Châteaubriant (France) – Porté aux nues dans les métropoles, le vélo n’a pas toujours la cote en campagne et en zone périurbaine, où la voiture reste indétrônable. Même si un « frémissement » se fait sentir ici ou là
« Alors, c’est comment le vélo à Châteaubriant ? » Un long silence s’installe parmi les adhérents de l’association Véli-vélo. « C’est pas comme on voudrait. Il y a des aberrations« , finit par lâcher Catherine, retraitée de 62 ans. « Ce n’est pas du tout sécurisant, je ne suis pas à l’aise en ville« , ajoute Marie-Claire, travailleuse sociale de 58 ans.

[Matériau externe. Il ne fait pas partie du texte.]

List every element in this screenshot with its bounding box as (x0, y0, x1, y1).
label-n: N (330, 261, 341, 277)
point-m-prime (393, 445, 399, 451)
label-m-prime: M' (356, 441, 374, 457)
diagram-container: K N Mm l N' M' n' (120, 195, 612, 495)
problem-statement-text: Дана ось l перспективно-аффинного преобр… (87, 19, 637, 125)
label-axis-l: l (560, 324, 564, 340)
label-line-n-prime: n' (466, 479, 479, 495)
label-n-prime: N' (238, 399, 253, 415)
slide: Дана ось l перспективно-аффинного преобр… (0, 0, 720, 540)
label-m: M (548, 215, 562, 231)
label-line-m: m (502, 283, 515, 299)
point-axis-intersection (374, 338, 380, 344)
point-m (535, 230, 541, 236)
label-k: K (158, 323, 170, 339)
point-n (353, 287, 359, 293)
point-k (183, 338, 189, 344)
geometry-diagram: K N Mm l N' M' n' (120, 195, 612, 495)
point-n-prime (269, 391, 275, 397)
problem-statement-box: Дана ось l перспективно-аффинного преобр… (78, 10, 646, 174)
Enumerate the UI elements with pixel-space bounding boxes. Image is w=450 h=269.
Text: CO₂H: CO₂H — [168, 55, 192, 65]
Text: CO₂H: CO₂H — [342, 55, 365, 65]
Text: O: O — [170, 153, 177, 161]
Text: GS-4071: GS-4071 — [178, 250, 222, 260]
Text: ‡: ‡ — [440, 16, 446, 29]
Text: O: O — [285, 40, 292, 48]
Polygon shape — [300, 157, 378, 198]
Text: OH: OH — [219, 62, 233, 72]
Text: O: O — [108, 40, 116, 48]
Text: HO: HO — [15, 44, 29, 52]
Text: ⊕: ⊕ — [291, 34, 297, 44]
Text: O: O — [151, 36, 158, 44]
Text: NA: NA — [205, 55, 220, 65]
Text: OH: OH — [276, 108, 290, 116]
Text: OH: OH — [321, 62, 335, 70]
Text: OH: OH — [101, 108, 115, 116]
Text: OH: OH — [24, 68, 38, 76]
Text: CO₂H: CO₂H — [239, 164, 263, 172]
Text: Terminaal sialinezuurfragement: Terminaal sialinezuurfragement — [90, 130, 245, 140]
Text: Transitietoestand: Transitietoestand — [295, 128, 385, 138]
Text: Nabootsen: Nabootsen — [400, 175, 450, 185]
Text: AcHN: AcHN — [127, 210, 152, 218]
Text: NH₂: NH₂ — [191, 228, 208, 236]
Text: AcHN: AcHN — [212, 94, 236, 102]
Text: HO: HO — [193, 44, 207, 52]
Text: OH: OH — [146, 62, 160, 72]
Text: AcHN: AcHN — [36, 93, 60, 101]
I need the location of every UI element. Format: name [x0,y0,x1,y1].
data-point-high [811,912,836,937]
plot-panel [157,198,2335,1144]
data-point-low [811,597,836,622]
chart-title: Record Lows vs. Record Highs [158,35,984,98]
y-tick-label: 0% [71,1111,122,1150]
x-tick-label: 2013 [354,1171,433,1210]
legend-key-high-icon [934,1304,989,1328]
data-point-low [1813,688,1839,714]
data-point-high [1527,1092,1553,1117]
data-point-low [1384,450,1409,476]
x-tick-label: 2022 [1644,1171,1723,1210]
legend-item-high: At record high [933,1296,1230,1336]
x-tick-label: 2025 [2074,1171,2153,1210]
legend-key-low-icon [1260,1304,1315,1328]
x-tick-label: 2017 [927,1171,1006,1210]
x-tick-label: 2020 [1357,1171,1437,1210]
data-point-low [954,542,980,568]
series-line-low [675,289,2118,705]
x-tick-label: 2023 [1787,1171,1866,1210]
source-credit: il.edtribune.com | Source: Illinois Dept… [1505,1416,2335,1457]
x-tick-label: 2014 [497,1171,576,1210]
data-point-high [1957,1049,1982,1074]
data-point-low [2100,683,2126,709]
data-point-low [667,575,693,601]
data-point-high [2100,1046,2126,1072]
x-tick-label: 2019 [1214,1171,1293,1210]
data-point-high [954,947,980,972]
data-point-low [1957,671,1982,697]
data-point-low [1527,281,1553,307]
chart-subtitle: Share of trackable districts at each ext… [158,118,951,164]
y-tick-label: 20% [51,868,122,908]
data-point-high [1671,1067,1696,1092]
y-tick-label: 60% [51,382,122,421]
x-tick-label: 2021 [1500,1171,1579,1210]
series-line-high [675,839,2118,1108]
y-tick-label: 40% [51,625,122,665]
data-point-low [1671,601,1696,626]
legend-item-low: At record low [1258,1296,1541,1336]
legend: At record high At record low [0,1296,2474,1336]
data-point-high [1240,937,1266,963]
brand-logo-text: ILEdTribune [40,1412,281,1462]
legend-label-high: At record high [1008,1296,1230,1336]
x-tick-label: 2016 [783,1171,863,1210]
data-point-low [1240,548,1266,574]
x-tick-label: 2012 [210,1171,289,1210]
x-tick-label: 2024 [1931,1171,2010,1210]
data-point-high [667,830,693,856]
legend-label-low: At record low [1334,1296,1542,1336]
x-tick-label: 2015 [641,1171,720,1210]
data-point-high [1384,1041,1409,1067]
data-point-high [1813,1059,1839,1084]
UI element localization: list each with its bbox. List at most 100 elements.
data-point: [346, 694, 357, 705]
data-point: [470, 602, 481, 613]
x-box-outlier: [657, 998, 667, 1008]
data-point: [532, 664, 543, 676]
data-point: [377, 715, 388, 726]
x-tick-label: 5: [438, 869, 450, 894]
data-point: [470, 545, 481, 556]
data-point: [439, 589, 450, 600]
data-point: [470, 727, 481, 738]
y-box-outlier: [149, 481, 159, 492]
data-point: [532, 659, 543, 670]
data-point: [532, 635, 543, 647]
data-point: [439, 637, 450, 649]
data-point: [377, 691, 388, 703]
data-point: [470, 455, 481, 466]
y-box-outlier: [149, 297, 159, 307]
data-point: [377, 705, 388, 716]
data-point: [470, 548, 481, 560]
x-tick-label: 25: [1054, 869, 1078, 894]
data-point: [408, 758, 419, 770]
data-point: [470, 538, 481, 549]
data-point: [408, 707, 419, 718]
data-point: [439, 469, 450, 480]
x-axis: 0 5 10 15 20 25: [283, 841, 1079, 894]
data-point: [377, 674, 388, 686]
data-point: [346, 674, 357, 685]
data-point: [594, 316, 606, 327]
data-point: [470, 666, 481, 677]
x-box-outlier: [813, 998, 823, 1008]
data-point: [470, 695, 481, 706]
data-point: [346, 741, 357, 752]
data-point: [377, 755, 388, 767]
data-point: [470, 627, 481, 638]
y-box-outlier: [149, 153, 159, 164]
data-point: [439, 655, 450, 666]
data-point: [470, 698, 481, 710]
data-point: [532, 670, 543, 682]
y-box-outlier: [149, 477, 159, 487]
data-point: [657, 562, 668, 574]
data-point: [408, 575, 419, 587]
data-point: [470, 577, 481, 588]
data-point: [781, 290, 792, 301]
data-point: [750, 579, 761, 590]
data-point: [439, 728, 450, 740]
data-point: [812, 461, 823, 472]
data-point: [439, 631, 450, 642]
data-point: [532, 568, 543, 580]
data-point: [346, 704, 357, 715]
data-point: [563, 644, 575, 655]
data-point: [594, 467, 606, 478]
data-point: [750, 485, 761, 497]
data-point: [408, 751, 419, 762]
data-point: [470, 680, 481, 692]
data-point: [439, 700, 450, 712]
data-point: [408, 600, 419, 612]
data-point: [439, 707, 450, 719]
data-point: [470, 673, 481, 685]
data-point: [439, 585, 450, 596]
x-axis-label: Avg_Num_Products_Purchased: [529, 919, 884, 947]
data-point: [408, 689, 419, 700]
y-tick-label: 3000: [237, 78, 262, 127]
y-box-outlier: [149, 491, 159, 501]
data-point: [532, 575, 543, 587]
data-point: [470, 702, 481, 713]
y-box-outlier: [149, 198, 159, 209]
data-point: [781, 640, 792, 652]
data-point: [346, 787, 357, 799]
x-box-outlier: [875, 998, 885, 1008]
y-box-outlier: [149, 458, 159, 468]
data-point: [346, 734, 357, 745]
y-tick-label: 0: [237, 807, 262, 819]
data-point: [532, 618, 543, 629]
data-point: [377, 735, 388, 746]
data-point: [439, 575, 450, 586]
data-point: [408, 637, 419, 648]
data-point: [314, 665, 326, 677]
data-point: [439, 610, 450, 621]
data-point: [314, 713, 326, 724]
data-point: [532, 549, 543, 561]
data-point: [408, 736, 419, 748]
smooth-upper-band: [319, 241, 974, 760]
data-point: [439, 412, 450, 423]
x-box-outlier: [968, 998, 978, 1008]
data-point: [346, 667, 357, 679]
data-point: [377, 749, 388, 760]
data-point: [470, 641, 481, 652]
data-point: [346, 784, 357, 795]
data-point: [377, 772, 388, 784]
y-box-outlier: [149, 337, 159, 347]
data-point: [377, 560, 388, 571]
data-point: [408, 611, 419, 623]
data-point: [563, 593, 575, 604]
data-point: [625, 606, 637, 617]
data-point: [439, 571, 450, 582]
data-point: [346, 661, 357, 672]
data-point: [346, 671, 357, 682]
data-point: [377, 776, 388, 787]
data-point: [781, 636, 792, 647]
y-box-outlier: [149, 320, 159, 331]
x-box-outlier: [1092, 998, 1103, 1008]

En ce samedi matin de janvier, une quinzaine d’adhérents sont venus faire marquer leur vélo au foyer-restaurant, face au château du XIe siècle de cette petite ville de 12.000 habitants, entre Nantes et Rennes. En 2017, la commune avait été notée « F« , c’est-à-dire ville « défavorable » au vélo, par le baromètre des villes cyclables de la Fédération des usagers de la bicyclette (FUB). Cette note s’est améliorée à « D » en 2019, soit « ville moyennement favorable au vélo« .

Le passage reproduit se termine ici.